On several occasions, Welcome The Worms really does rip. 'Sleepwalking' features a chugging shotgun guitar riff laid over a powerful anthemic chorus, as Jennifer shouts "my eyes are opened wide!" Similarly, 'Sour Candy,' despite its cheesy bong rip intro, features a soaring new wave-infused sound that propels the album to its absolute peak. These songs are proof of Bleached's ability to write exceptional pop-punk without ever crossing that delicate line into cringe-worthy nonsense.

And to its credit, Welcome The Worms never does really cross that line. Bleached has too many skilled musicians and studio masters behind it for that to happen. But aside from a few interspersed highlights, the album does not do much to stand apart from much of the lackluster fuzzy guitar pop that sullied the mid-2000s. Listeners will likely feel as though they've heard much of this stuff before and, while not of it is bad, that sensation does not exactly make for a compelling listen.
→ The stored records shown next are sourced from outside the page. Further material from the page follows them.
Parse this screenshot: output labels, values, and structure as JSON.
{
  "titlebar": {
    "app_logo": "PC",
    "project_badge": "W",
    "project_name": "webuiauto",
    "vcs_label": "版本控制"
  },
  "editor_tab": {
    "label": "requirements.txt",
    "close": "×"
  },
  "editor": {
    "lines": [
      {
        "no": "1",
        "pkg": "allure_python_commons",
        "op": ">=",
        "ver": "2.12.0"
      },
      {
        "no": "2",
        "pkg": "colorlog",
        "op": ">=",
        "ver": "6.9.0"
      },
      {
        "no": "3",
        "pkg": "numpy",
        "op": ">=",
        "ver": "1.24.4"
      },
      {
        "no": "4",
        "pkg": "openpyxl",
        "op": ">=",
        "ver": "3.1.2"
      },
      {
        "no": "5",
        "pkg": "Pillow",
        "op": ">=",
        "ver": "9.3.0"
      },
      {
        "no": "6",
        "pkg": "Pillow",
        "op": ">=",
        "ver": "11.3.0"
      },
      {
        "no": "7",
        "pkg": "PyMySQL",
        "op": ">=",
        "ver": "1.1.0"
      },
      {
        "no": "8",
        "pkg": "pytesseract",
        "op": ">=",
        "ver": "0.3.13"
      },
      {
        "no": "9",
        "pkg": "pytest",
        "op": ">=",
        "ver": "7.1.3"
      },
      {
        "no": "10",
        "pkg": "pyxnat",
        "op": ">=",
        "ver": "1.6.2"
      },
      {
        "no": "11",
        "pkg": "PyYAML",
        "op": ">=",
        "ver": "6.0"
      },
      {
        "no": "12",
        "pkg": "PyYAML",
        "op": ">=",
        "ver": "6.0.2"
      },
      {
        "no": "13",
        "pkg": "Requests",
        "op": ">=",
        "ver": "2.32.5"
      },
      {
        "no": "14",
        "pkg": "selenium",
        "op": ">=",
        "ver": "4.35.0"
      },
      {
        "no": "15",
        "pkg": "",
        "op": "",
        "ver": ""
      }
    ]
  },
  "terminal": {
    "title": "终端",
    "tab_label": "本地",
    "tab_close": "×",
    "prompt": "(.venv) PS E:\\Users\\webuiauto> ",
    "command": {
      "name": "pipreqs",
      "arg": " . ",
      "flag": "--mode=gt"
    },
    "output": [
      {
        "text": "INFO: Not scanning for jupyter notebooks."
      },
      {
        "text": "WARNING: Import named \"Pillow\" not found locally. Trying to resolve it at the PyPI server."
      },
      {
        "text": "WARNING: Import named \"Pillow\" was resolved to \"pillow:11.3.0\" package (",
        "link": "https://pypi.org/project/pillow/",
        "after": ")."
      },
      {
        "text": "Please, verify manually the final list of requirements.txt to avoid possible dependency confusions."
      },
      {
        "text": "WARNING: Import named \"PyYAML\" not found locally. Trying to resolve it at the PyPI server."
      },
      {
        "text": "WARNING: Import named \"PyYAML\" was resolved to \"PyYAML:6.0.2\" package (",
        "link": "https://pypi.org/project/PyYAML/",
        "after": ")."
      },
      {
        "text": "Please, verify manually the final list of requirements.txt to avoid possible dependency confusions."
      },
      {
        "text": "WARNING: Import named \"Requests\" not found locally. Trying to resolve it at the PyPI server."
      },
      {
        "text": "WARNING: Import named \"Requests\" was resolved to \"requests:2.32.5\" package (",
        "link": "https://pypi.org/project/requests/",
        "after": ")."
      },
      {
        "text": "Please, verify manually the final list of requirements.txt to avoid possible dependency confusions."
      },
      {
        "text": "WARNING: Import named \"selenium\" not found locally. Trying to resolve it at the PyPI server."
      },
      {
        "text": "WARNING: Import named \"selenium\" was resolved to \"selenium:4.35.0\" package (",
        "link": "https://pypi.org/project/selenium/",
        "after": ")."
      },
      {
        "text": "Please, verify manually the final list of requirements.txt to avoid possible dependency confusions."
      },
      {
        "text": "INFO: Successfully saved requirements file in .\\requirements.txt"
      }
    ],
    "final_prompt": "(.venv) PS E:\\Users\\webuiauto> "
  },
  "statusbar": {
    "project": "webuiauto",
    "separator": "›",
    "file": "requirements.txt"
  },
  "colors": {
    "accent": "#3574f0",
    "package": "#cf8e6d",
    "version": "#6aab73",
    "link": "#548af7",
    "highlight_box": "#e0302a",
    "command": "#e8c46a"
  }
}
Still, Bleached clearly have a knack for writing a hook and that cannot be denied. One just hopes that a future third LP will find a perfect fusion between Ride Your Heart's carefree aplomb and Welcome The Worms' improved production and higher highs. For now, however, Bleached remains the kind of band that you pick a few songs from for a summertime playlist but otherwise are left hoping for more.